Well, how many of us have had a judge tell us: “If you do not put exhibit tabs on your papers, they will not be considered.” The other one is: “If you do not number your paragraphs in your affirmations they will not be considered”. People who know me understand my pet peeve about unnumbered affirmations, and there are plenty of you who read this who are guilty of that transgression.

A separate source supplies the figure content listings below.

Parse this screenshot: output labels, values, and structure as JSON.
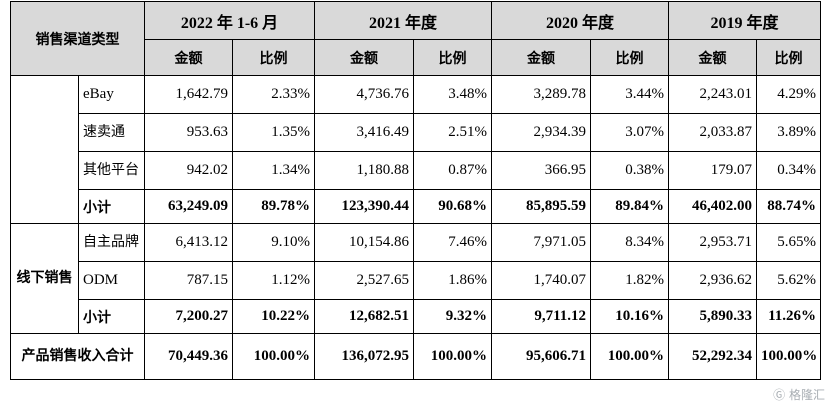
{
  "header": {
    "channel_type": "销售渠道类型",
    "periods": [
      {
        "label": "2022 年 1-6 月"
      },
      {
        "label": "2021 年度"
      },
      {
        "label": "2020 年度"
      },
      {
        "label": "2019 年度"
      }
    ],
    "amount": "金额",
    "ratio": "比例"
  },
  "online": {
    "rows": [
      {
        "channel": "eBay",
        "values": [
          "1,642.79",
          "2.33%",
          "4,736.76",
          "3.48%",
          "3,289.78",
          "3.44%",
          "2,243.01",
          "4.29%"
        ]
      },
      {
        "channel": "速卖通",
        "values": [
          "953.63",
          "1.35%",
          "3,416.49",
          "2.51%",
          "2,934.39",
          "3.07%",
          "2,033.87",
          "3.89%"
        ]
      },
      {
        "channel": "其他平台",
        "values": [
          "942.02",
          "1.34%",
          "1,180.88",
          "0.87%",
          "366.95",
          "0.38%",
          "179.07",
          "0.34%"
        ]
      }
    ],
    "subtotal": {
      "label": "小计",
      "values": [
        "63,249.09",
        "89.78%",
        "123,390.44",
        "90.68%",
        "85,895.59",
        "89.84%",
        "46,402.00",
        "88.74%"
      ]
    }
  },
  "offline": {
    "label": "线下销售",
    "rows": [
      {
        "channel": "自主品牌",
        "values": [
          "6,413.12",
          "9.10%",
          "10,154.86",
          "7.46%",
          "7,971.05",
          "8.34%",
          "2,953.71",
          "5.65%"
        ]
      },
      {
        "channel": "ODM",
        "values": [
          "787.15",
          "1.12%",
          "2,527.65",
          "1.86%",
          "1,740.07",
          "1.82%",
          "2,936.62",
          "5.62%"
        ]
      }
    ],
    "subtotal": {
      "label": "小计",
      "values": [
        "7,200.27",
        "10.22%",
        "12,682.51",
        "9.32%",
        "9,711.12",
        "10.16%",
        "5,890.33",
        "11.26%"
      ]
    }
  },
  "total": {
    "label": "产品销售收入合计",
    "values": [
      "70,449.36",
      "100.00%",
      "136,072.95",
      "100.00%",
      "95,606.71",
      "100.00%",
      "52,292.34",
      "100.00%"
    ]
  },
  "watermark": "格隆汇"
}
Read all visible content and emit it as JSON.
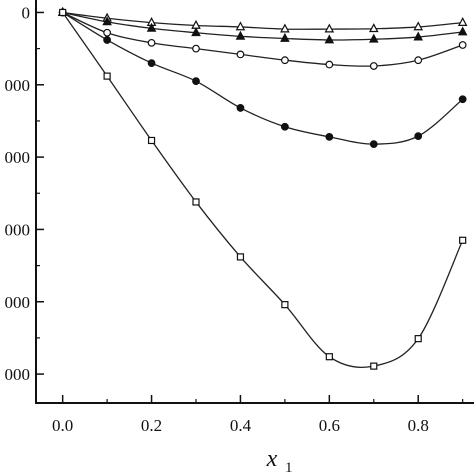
{
  "chart_data": {
    "type": "line",
    "title": "",
    "xlabel": "x",
    "xlabel_subscript": "1",
    "ylabel": "",
    "xlim": [
      -0.06,
      0.93
    ],
    "ylim": [
      -5400,
      200
    ],
    "grid": false,
    "legend": "none",
    "x_ticks": [
      0.0,
      0.2,
      0.4,
      0.6,
      0.8
    ],
    "x_tick_labels": [
      "0.0",
      "0.2",
      "0.4",
      "0.6",
      "0.8"
    ],
    "y_ticks": [
      0,
      -1000,
      -2000,
      -3000,
      -4000,
      -5000
    ],
    "y_tick_labels": [
      "0",
      "000",
      "000",
      "000",
      "000",
      "000"
    ],
    "series": [
      {
        "marker": "open-triangle",
        "x": [
          0.0,
          0.1,
          0.2,
          0.3,
          0.4,
          0.5,
          0.6,
          0.7,
          0.8,
          0.9
        ],
        "y": [
          0,
          -80,
          -140,
          -180,
          -200,
          -230,
          -230,
          -225,
          -200,
          -140
        ]
      },
      {
        "marker": "filled-triangle",
        "x": [
          0.0,
          0.1,
          0.2,
          0.3,
          0.4,
          0.5,
          0.6,
          0.7,
          0.8,
          0.9
        ],
        "y": [
          0,
          -130,
          -220,
          -280,
          -330,
          -360,
          -380,
          -370,
          -340,
          -270
        ]
      },
      {
        "marker": "open-circle",
        "x": [
          0.0,
          0.1,
          0.2,
          0.3,
          0.4,
          0.5,
          0.6,
          0.7,
          0.8,
          0.9
        ],
        "y": [
          0,
          -280,
          -420,
          -500,
          -580,
          -660,
          -720,
          -740,
          -660,
          -450
        ]
      },
      {
        "marker": "filled-circle",
        "x": [
          0.0,
          0.1,
          0.2,
          0.3,
          0.4,
          0.5,
          0.6,
          0.7,
          0.8,
          0.9
        ],
        "y": [
          0,
          -380,
          -700,
          -950,
          -1320,
          -1580,
          -1720,
          -1820,
          -1710,
          -1200
        ]
      },
      {
        "marker": "open-square",
        "x": [
          0.0,
          0.1,
          0.2,
          0.3,
          0.4,
          0.5,
          0.6,
          0.7,
          0.8,
          0.9
        ],
        "y": [
          0,
          -880,
          -1770,
          -2620,
          -3380,
          -4040,
          -4760,
          -4890,
          -4510,
          -3150
        ]
      }
    ],
    "colors": {
      "line": "#222222",
      "axis": "#111111"
    }
  }
}
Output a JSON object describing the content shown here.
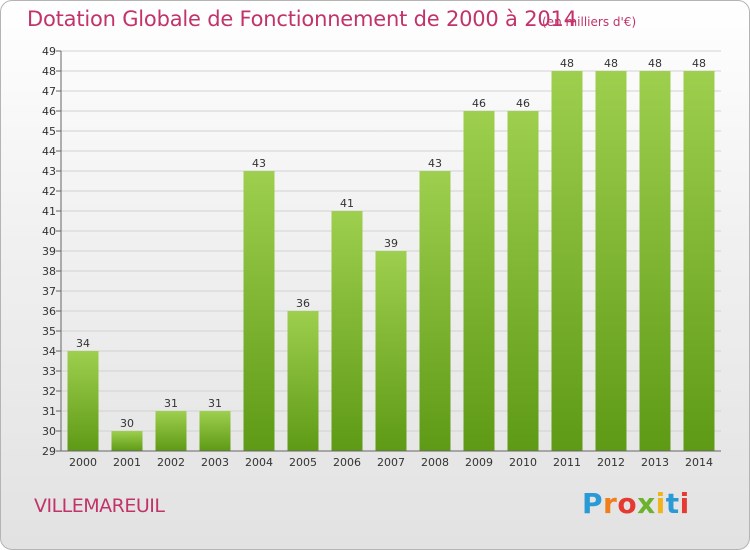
{
  "header": {
    "title": "Dotation Globale de Fonctionnement de 2000 à 2014",
    "subtitle": "(en milliers d'€)"
  },
  "commune": "VILLEMAREUIL",
  "logo": {
    "letters": [
      "P",
      "r",
      "o",
      "x",
      "i",
      "t",
      "i"
    ],
    "colors": [
      "#2a9ad6",
      "#f07e1b",
      "#e53a30",
      "#6bb32e",
      "#f0b41c",
      "#2a9ad6",
      "#e53a30"
    ]
  },
  "colors": {
    "bar_top": "#9ecf4e",
    "bar_bottom": "#5e9a16",
    "title": "#c2336a"
  },
  "chart_data": {
    "type": "bar",
    "categories": [
      "2000",
      "2001",
      "2002",
      "2003",
      "2004",
      "2005",
      "2006",
      "2007",
      "2008",
      "2009",
      "2010",
      "2011",
      "2012",
      "2013",
      "2014"
    ],
    "values": [
      34,
      30,
      31,
      31,
      43,
      36,
      41,
      39,
      43,
      46,
      46,
      48,
      48,
      48,
      48
    ],
    "ylim": [
      29,
      49
    ],
    "yticks": [
      29,
      30,
      31,
      32,
      33,
      34,
      35,
      36,
      37,
      38,
      39,
      40,
      41,
      42,
      43,
      44,
      45,
      46,
      47,
      48,
      49
    ],
    "grid": true
  }
}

But this case dealt with best evidence and untabbed affirmations, and held as follows:
“The oft-mentioned and much misunderstood best evidence rule simply requires the production of an original writing where its contents are in dispute and sought to be proven” (Schozer v William Penn Life Ins. Co. of N.Y., 84 NY2d 639, 643 [internal quotation marks omitted]). Since the plaintiff did not dispute the existence of the defendant’s affidavit, or the accuracy of the relevant portions of the reproduction, the best evidence rule should not have been applied to bar consideration of the reproduction (see Comerica Bank, N.A. v Benedict, 39 AD3d 456, 458; Thomson v Rubenstein, 31 AD3d 434, 436; Chamberlain v Amato, 259 AD2d 1048, 1049). Moreover, in light of the “strong policy favoring disposition of actions on the merits” (Sanchez v Serje, 17 AD3d 562, 563), and given the circumstances of this case, the Supreme Court improvidently exercised its discretion to the extent that it refused to consider the reproduction of the defendant’s affidavit on the ground that the defendant’s opposition papers did not utilize protruding exhibit tabs (see Lee v Marino, 36 AD3d 454, 454-455; see also CPLR 2001; cf. Ali v Buno, 25 Misc 3d 1213[A], 2009 NY Slip Op 52086[U], *3 [2009]). Accordingly, the Supreme Court should have considered the photocopy of the defendant’s affidavit submitted in opposition to the plaintiff’s motion for summary judgment on *2 the issue of liability (see CPLR 2101[e]; Campbell v Johnson, 264 AD2d 461, 461; Matter of Lamont D., 247 AD2d 615, 615-616; Matter of Samuel E., 240 AD2d 251, 252).”
Oh by the way – photocopied signatures on peer reports and IME reports…. how will this case effect that jurisprudence?